15. एउटा कागज कारखानाको कामदारहरूको दैनिक ज्याला तलको तालिकामा दिइएको छ। (The daily wage of workers of a paper factory is given in the table below.)

\begin{tabular}{|l|c|c|c|c|c|c|}
\hline
\begin{tabular}{l}
ज्याला रु. मा \\
(Wages in Rs.)
\end{tabular} & [tex]$500-600$[/tex] & [tex]$600-700$[/tex] & [tex]$700-800$[/tex] & [tex]$800-900$[/tex] & [tex]$900-1000$[/tex] & [tex]$1000-1100$[/tex] \\
\hline
\begin{tabular}{l}
कामदारहरूको संख्या \\
(Number of workers)
\end{tabular} & 3 & 5 & 6 & 2 & 3 & 1 \\
\hline
\end{tabular}

a) दिइएको तथ्याड्कको रीत पर्ने श्रेणी कति हुन्छ? लेख्नुहोस्।

What is the modal class of the given data? Write it.

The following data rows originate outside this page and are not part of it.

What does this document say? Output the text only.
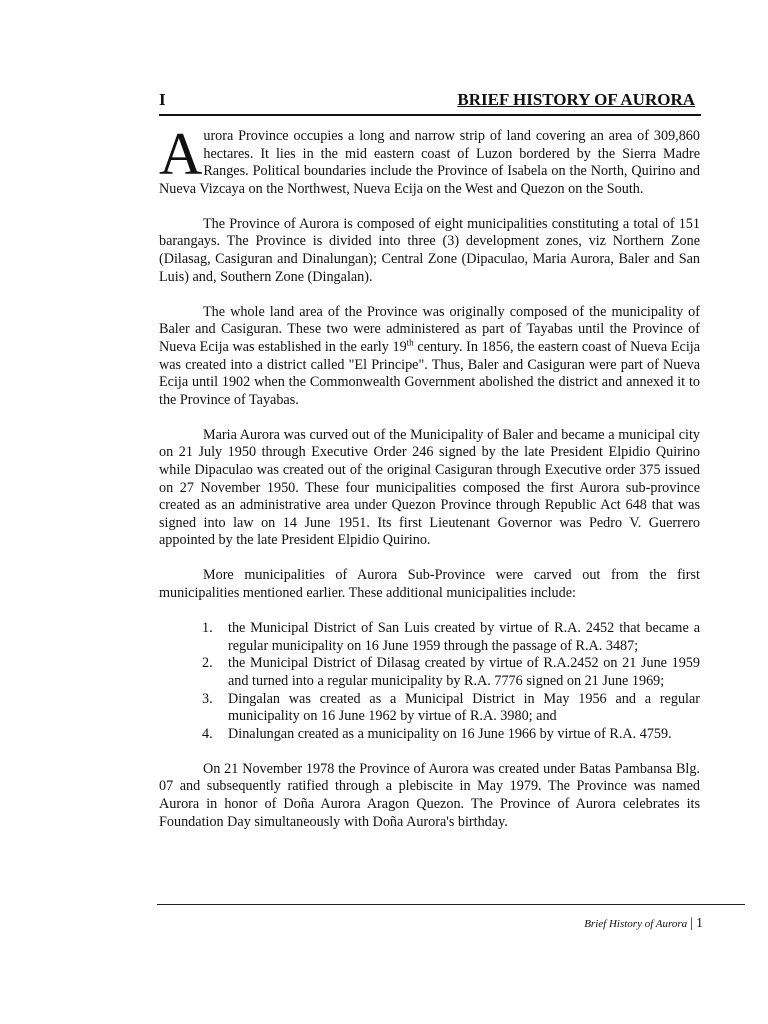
I	BRIEF HISTORY OF AURORA

Aurora Province occupies a long and narrow strip of land covering an area of 309,860 hectares. It lies in the mid eastern coast of Luzon bordered by the Sierra Madre Ranges. Political boundaries include the Province of Isabela on the North, Quirino and Nueva Vizcaya on the Northwest, Nueva Ecija on the West and Quezon on the South.

The Province of Aurora is composed of eight municipalities constituting a total of 151 barangays. The Province is divided into three (3) development zones, viz Northern Zone (Dilasag, Casiguran and Dinalungan); Central Zone (Dipaculao, Maria Aurora, Baler and San Luis) and, Southern Zone (Dingalan).

The whole land area of the Province was originally composed of the municipality of Baler and Casiguran. These two were administered as part of Tayabas until the Province of Nueva Ecija was established in the early 19th century. In 1856, the eastern coast of Nueva Ecija was created into a district called "El Principe". Thus, Baler and Casiguran were part of Nueva Ecija until 1902 when the Commonwealth Government abolished the district and annexed it to the Province of Tayabas.

Maria Aurora was curved out of the Municipality of Baler and became a municipal city on 21 July 1950 through Executive Order 246 signed by the late President Elpidio Quirino while Dipaculao was created out of the original Casiguran through Executive order 375 issued on 27 November 1950. These four municipalities composed the first Aurora sub-province created as an administrative area under Quezon Province through Republic Act 648 that was signed into law on 14 June 1951. Its first Lieutenant Governor was Pedro V. Guerrero appointed by the late President Elpidio Quirino.

More municipalities of Aurora Sub-Province were carved out from the first municipalities mentioned earlier. These additional municipalities include:

1. the Municipal District of San Luis created by virtue of R.A. 2452 that became a regular municipality on 16 June 1959 through the passage of R.A. 3487;
2. the Municipal District of Dilasag created by virtue of R.A.2452 on 21 June 1959 and turned into a regular municipality by R.A. 7776 signed on 21 June 1969;
3. Dingalan was created as a Municipal District in May 1956 and a regular municipality on 16 June 1962 by virtue of R.A. 3980; and
4. Dinalungan created as a municipality on 16 June 1966 by virtue of R.A. 4759.

On 21 November 1978 the Province of Aurora was created under Batas Pambansa Blg. 07 and subsequently ratified through a plebiscite in May 1979. The Province was named Aurora in honor of Doña Aurora Aragon Quezon. The Province of Aurora celebrates its Foundation Day simultaneously with Doña Aurora's birthday.

Brief History of Aurora | 1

b) दिइएको तथ्याड्कको मध्यिका पर्ने श्रेणी पत्ता लगाउनुहोस्।

Find the median class of the given data.

c) प्रति कामदारको औसत दैनिक आम्दानी कति रहेछ? गणना गर्नुहोस्।

What is the average daily income of a worker? Calculate it.

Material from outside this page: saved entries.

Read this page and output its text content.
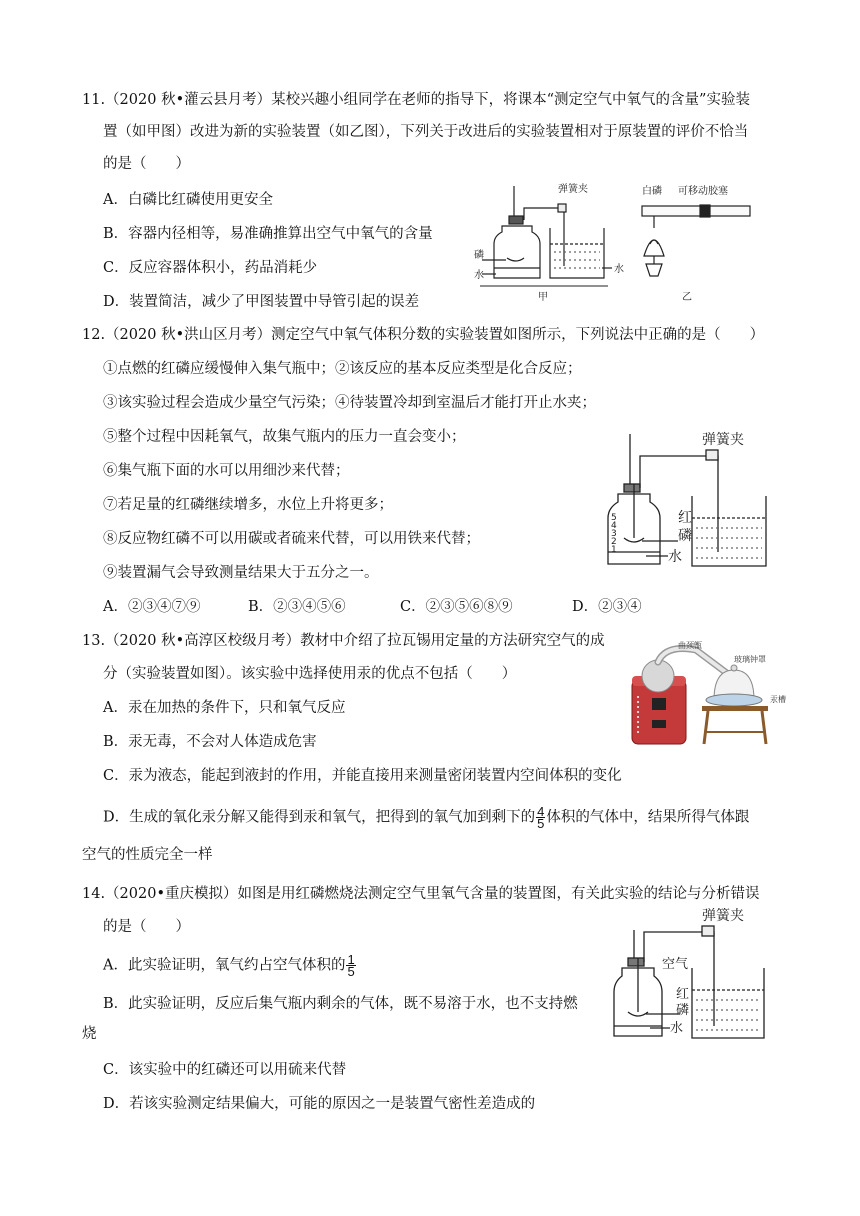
11.（2020 秋•灌云县月考）某校兴趣小组同学在老师的指导下，将课本“测定空气中氧气的含量”实验装
置（如甲图）改进为新的实验装置（如乙图），下列关于改进后的实验装置相对于原装置的评价不恰当
的是（　　）
A．白磷比红磷使用更安全
B．容器内径相等，易准确推算出空气中氧气的含量
C．反应容器体积小，药品消耗少
D．装置简洁，减少了甲图装置中导管引起的误差
弹簧夹
磷
水
水
甲
白磷 可移动胶塞
乙
12.（2020 秋•洪山区月考）测定空气中氧气体积分数的实验装置如图所示，下列说法中正确的是（　　）
①点燃的红磷应缓慢伸入集气瓶中；②该反应的基本反应类型是化合反应；
③该实验过程会造成少量空气污染；④待装置冷却到室温后才能打开止水夹；
⑤整个过程中因耗氧气，故集气瓶内的压力一直会变小；
⑥集气瓶下面的水可以用细沙来代替；
⑦若足量的红磷继续增多，水位上升将更多；
⑧反应物红磷不可以用碳或者硫来代替，可以用铁来代替；
⑨装置漏气会导致测量结果大于五分之一。
A．②③④⑦⑨	B．②③④⑤⑥	C．②③⑤⑥⑧⑨	D．②③④
弹簧夹
红
磷
水
5
4
3
2
1
13.（2020 秋•高淳区校级月考）教材中介绍了拉瓦锡用定量的方法研究空气的成
分（实验装置如图）。该实验中选择使用汞的优点不包括（　　）
A．汞在加热的条件下，只和氧气反应
B．汞无毒，不会对人体造成危害
C．汞为液态，能起到液封的作用，并能直接用来测量密闭装置内空间体积的变化
D．生成的氧化汞分解又能得到汞和氧气，把得到的氧气加到剩下的 $\frac{4}{5}$ 体积的气体中，结果所得气体跟
空气的性质完全一样
曲颈甑
玻璃钟罩
汞槽
14.（2020•重庆模拟）如图是用红磷燃烧法测定空气里氧气含量的装置图，有关此实验的结论与分析错误
的是（　　）
A．此实验证明，氧气约占空气体积的 $\frac{1}{5}$
B．此实验证明，反应后集气瓶内剩余的气体，既不易溶于水，也不支持燃
烧
C．该实验中的红磷还可以用硫来代替
D．若该实验测定结果偏大，可能的原因之一是装置气密性差造成的
弹簧夹
空气
红
磷
水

d) के मध्यिका पर्ने श्रेणी र रीत पर्ने श्रेणी सधै एउटै हुन्छन्? कारणसहित लेख्नुहोस्।

Do the median and modal class always lie in the same class? Write with reason.



Answer :

Let's go through the steps in detail for each part of the question.

### Given Data:
- Wage intervals: 500-600, 600-700, 700-800, 800-900, 900-1000, 1000-1100
- Number of workers in each interval: 3, 5, 6, 2, 3, 1

From this data, we can derive the midpoints of the wage intervals and proceed with calculations.

### a) Modal Class:
The modal class is the class interval with the highest frequency (most number of workers).

#### Steps:
1. Observe the frequencies for each class interval: 3, 5, 6, 2, 3, 1.
2. Identify the interval with the highest frequency. Here, the highest frequency is 6.

Thus, the modal class is 700-800.

### b) Median Class:
The median class is the class interval where the median lies. The median divides the dataset into two equal halves.

#### Steps:
1. Calculate the cumulative frequencies:
- 500-600: 3
- 600-700: 3 + 5 = 8
- 700-800: 8 + 6 = 14
- 800-900: 14 + 2 = 16
- 900-1000: 16 + 3 = 19
- 1000-1100: 19 + 1 = 20
2. Find the total number of workers, which is 20.
3. Determine the median's position, which is at [tex]\( \frac{\text{Total number of workers}}{2} = \frac{20}{2} = 10 \)[/tex].
4. Identify the interval where the 10th worker falls:
- The cumulative frequency just before 10 is 8 (for interval 600-700), and the next cumulative frequency is 14 (for interval 700-800).

So, the 10th worker lies in the 700-800 interval, making this the median class.

### c) Average Daily Income:
To find the average daily income, use the formula for the weighted average of the midpoints of the wage intervals.

#### Steps:
1. Calculate the midpoints of the wage intervals:
- 500-600: midpoint = 550
- 600-700: midpoint = 650
- 700-800: midpoint = 750
- 800-900: midpoint = 850
- 900-1000: midpoint = 950
- 1000-1100: midpoint = 1050
2. Calculate the total income by summing the product of midpoints and frequencies:
[tex]\[ \text{Total income} = (550 \times 3) + (650 \times 5) + (750 \times 6) + (850 \times 2) + (950 \times 3) + (1050 \times 1) \][/tex]
[tex]\[ = 1650 + 3250 + 4500 + 1700 + 2850 + 1050 = 15000 \][/tex]
3. Calculate the average daily income:
[tex]\[ \text{Average daily income} = \frac{\text{Total income}}{\text{Total number of workers}} = \frac{15000}{20} = 750 \][/tex]

So, the average daily income per worker is Rs. 750.

### d) Median and Modal Class Comparison:
Do the median and modal class always lie in the same class?

Reasoning:
In this case, both the median class and the modal class are the same (700-800). However, this is not always true. The modal class is determined solely by the highest frequency, while the median class depends on the position that divides the dataset into two equal halves. They can differ in different datasets.

Conclusion:
- Modal class: 700-800
- Median class: 700-800
- Average daily income: Rs. 750
- Median and modal class same?: Yes (in this case), but not necessarily always. They can differ based on the dataset distribution.